Eliseu Martins: “Regra brasileira facilita manobra”
Matéria publicada no Jornal Valor Econômico em 15 mar. 2010
Texto de Fernando Torres
Manipulações contábeis como as feitas pelo Lehman Brothers poderiam ser identificadas no Brasil, segundo especialistas, mas o modelo contábil atual deixa brechas para que os bancos usem artifícios para melhorar o balanço nas vésperas do fechamento do trimestre.
Isso ocorre por conta da decisão do Banco Central (BC) de adiar para 2011 a vigência da Resolução 3.533, que ele mesmo editou.
Sem essa norma, os bancos podem vender carteiras de crédito para Fundos de Investimento em Direitos Creditórios (FIDCs) controlados por eles mesmos, registrar lucro com a operação e melhorar seu Índice de Basileia.
Quando a 3.533 estiver em vigor, o banco só poderá registrar esse tipo de operação como venda de ativo se os riscos e benefícios da carteira realmente forem transferidos a um terceiro. Se houver coobrigação do banco vendedor em caso de inadimplência, ou se a instituição ficar com as cotas subordinadas do FIDC, não há essa transferência.
"Com as regras atuais do Banco Central é mais fácil (haver manobras) do que com as regras que ele propõe e com as normas que já estão em vigência para as demais companhias abertas", afirma Eliseu Martins, ex-diretor da Comissão de Valores Mobiliários e especialista em contabilidade.
Para ele, o episódio do Lehman Brothers ilustra bem o problema de haver uma norma contábil baseada em regras, como é o US GAAP, e não em princípios, como o padrão internacional IFRS.
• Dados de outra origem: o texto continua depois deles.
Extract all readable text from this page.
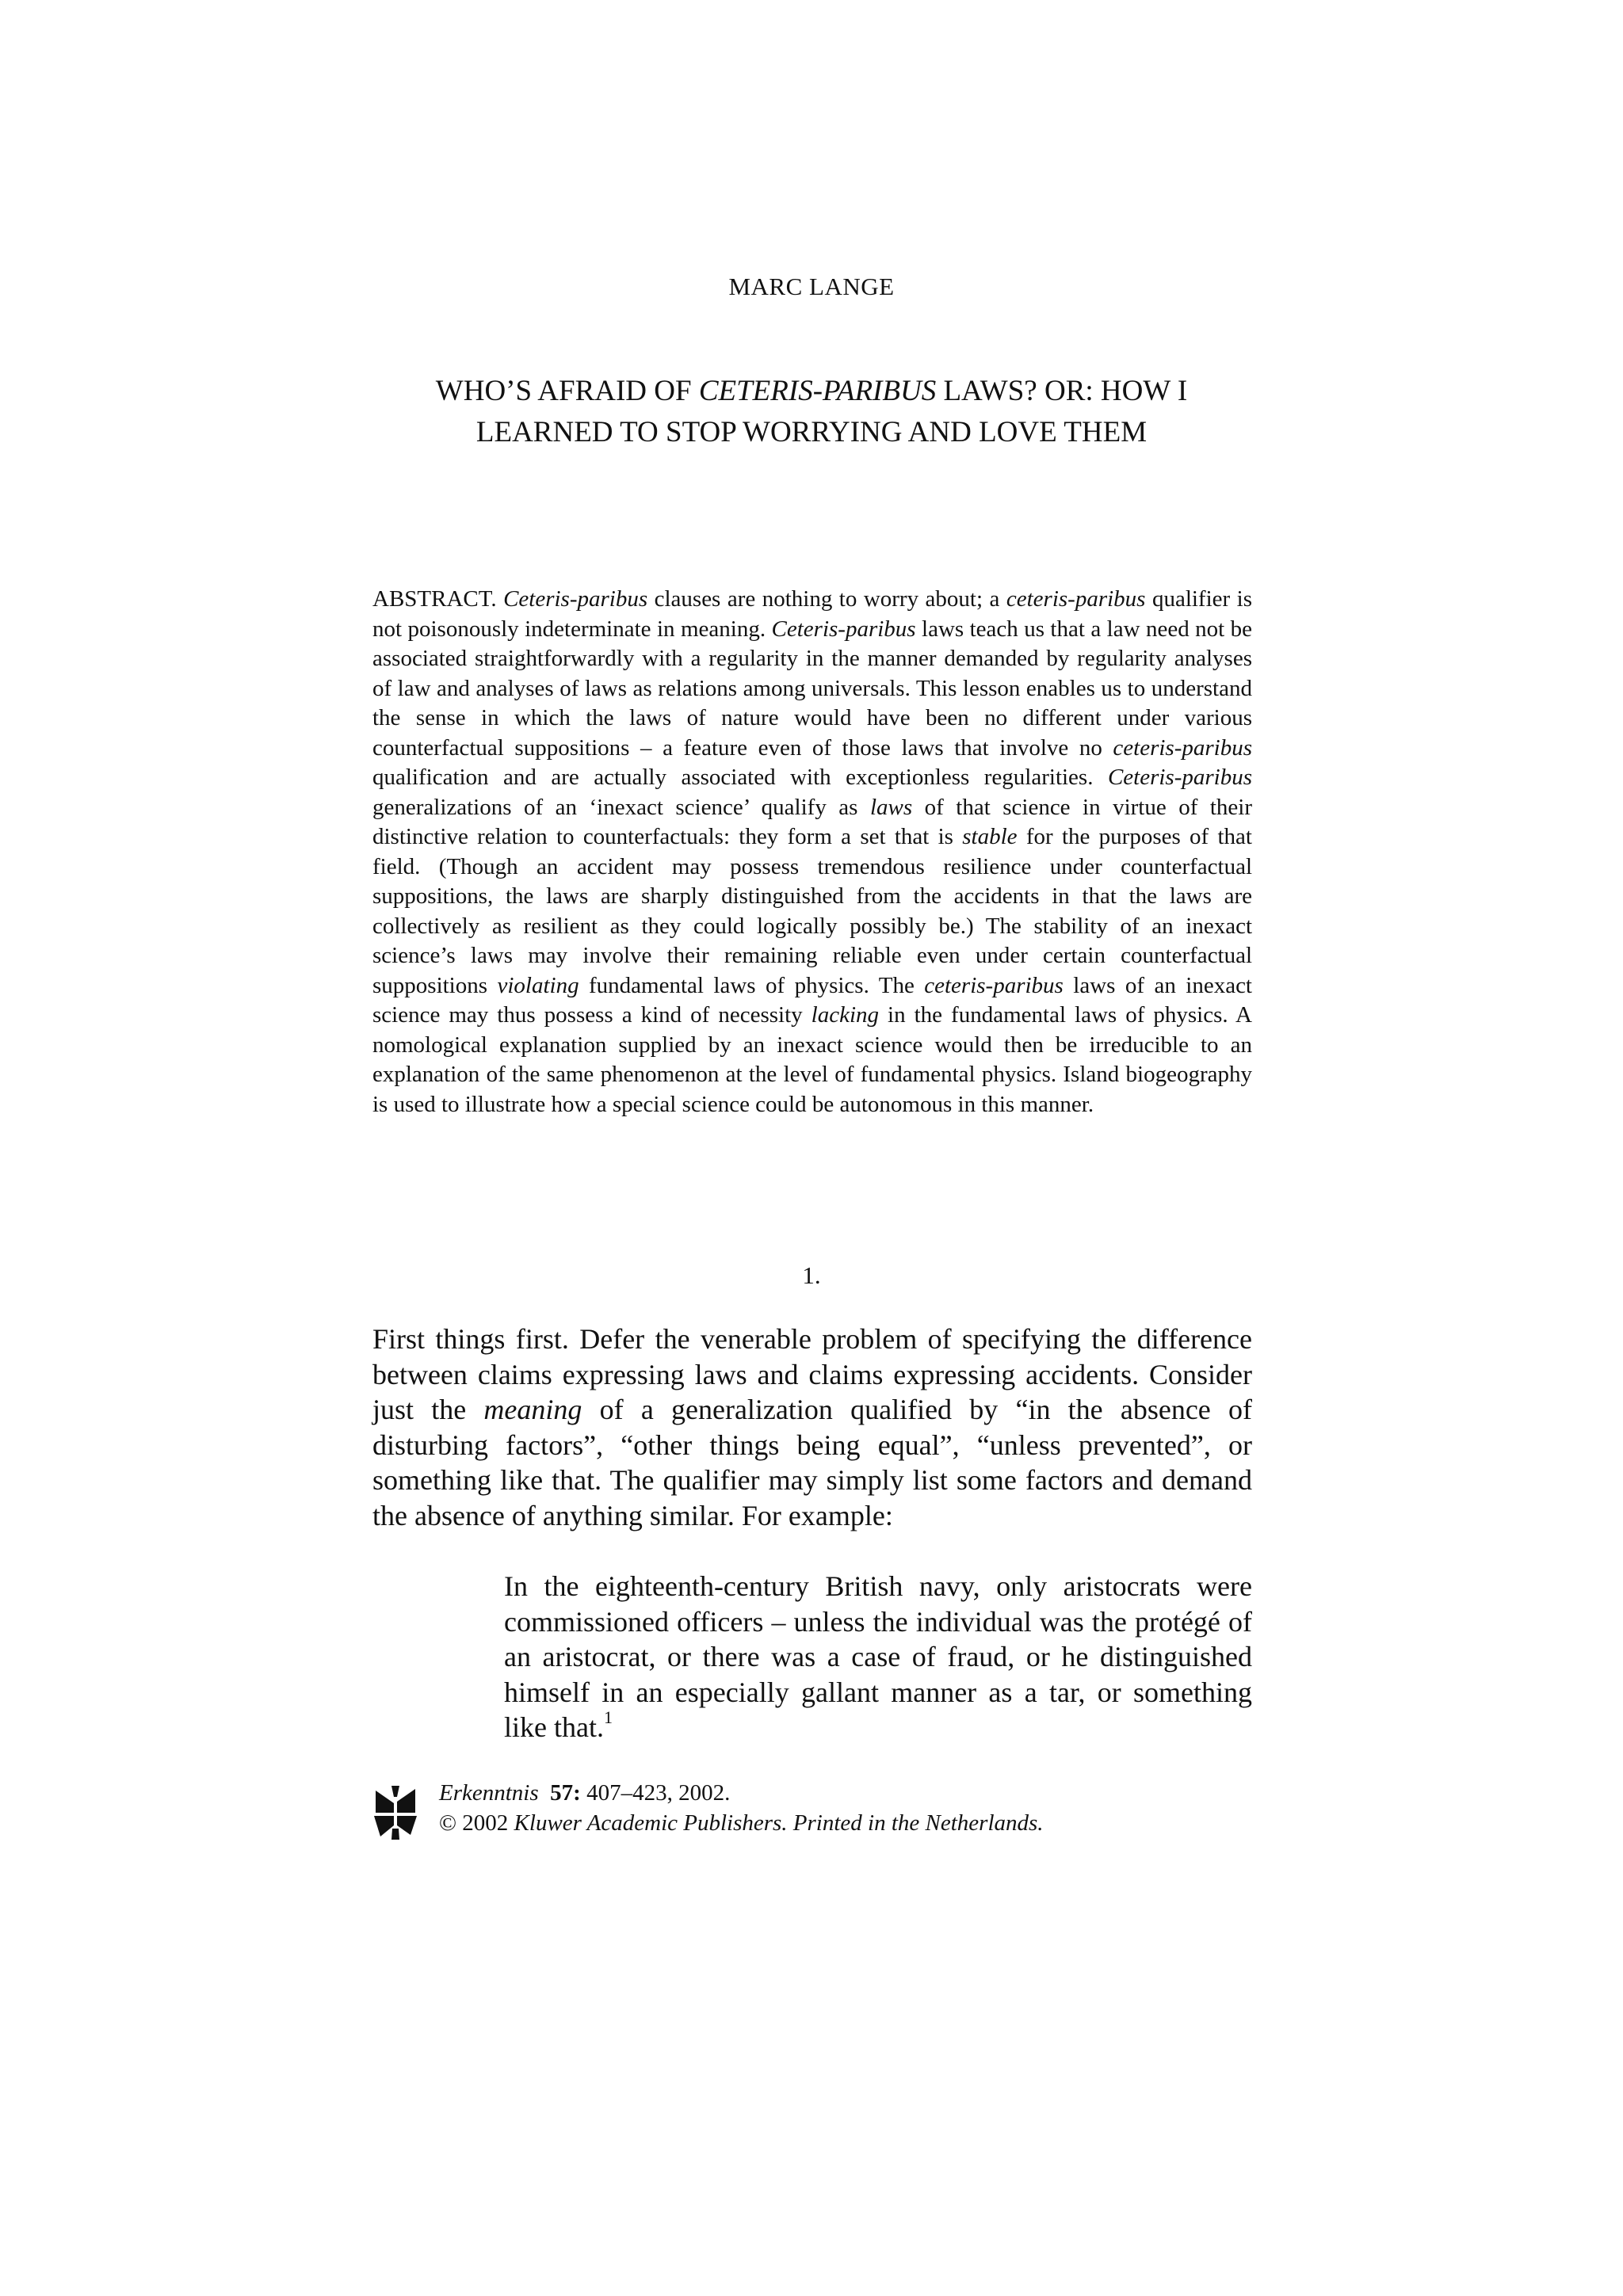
MARC LANGE
WHO’S AFRAID OF CETERIS-PARIBUS LAWS? OR: HOW I
LEARNED TO STOP WORRYING AND LOVE THEM
ABSTRACT. Ceteris-paribus clauses are nothing to worry about; a ceteris-paribus qualifier is not poisonously indeterminate in meaning. Ceteris-paribus laws teach us that a law need not be associated straightforwardly with a regularity in the manner demanded by regularity analyses of law and analyses of laws as relations among universals. This lesson enables us to understand the sense in which the laws of nature would have been no different under various counterfactual suppositions – a feature even of those laws that involve no ceteris-paribus qualification and are actually associated with exceptionless regularities. Ceteris-paribus generalizations of an ‘inexact science’ qualify as laws of that science in virtue of their distinctive relation to counterfactuals: they form a set that is stable for the purposes of that field. (Though an accident may possess tremendous resilience under counterfactual suppositions, the laws are sharply distinguished from the accidents in that the laws are collectively as resilient as they could logically possibly be.) The stability of an inexact science’s laws may involve their remaining reliable even under certain counterfactual suppositions violating fundamental laws of physics. The ceteris-paribus laws of an inexact science may thus possess a kind of necessity lacking in the fundamental laws of physics. A nomological explanation supplied by an inexact science would then be irreducible to an explanation of the same phenomenon at the level of fundamental physics. Island biogeography is used to illustrate how a special science could be autonomous in this manner.
1.
First things first. Defer the venerable problem of specifying the difference between claims expressing laws and claims expressing accidents. Consider just the meaning of a generalization qualified by “in the absence of disturbing factors”, “other things being equal”, “unless prevented”, or something like that. The qualifier may simply list some factors and demand the absence of anything similar. For example:
In the eighteenth-century British navy, only aristocrats were commissioned officers – unless the individual was the protégé of an aristocrat, or there was a case of fraud, or he distinguished himself in an especially gallant manner as a tar, or something like that.$^1$
Erkenntnis 57: 407–423, 2002.
© 2002 Kluwer Academic Publishers. Printed in the Netherlands.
A operação usada pelo Lehman Brothers consistia em fazer uma operação compromissada com vencimento em alguns dias. Ele dava ativos em garantia e tomava dinheiro emprestado por um curto período, com compromisso de recomprar os ativos dali a alguns dias. Todos os bancos do planeta fazem isso diariamente, em operações chamadas de Repo, um nome curto para o termo Repurchase Agreement.
A questão é que normalmente esse compromisso de recomprar os ativos alguns dias depois costuma ser registrado no balanço como uma obrigação. A brecha que o Lehman encontrou na regulamentação é que, se os ativos dados em garantia representassem 105% do valor recebido em contrapartida, ele poderia registrar a operação como venda.
Desta forma, poucos dias antes do fechamento do balanço, o banco fazia um volume enorme de operações apelidadas de Repo 105 para reduzir o total de ativos artificialmente e diminuir os índices de alavancagem. No segundo trimestre de 2008, o volume chegou a somar US$ 50 bilhões.
"As normas baseadas em princípios jamais definem percentuais. É preciso ver a essência da transação", diz Martins.
O professor da Fundação Instituto de Pesquisas Contábeis, Atuariais e Financeiras (FIPECAFI) Silvio Paixão reconhece que sempre há maneiras de se tentar melhorar o balanço artificialmente, já que a legislação pode ser usada com propósitos negativos, mas que a chance de isso acontecer no Brasil é "muito baixa".
"O nosso Banco Central tem controle de risco de crédito, de contraparte e de mercado muito maior que as autoridades estrangeiras. De forma absolutamente automatizada", afirma Paixão, acrescentando que o BC sabe como essas coisas funcionam e que faz o acompanhamento.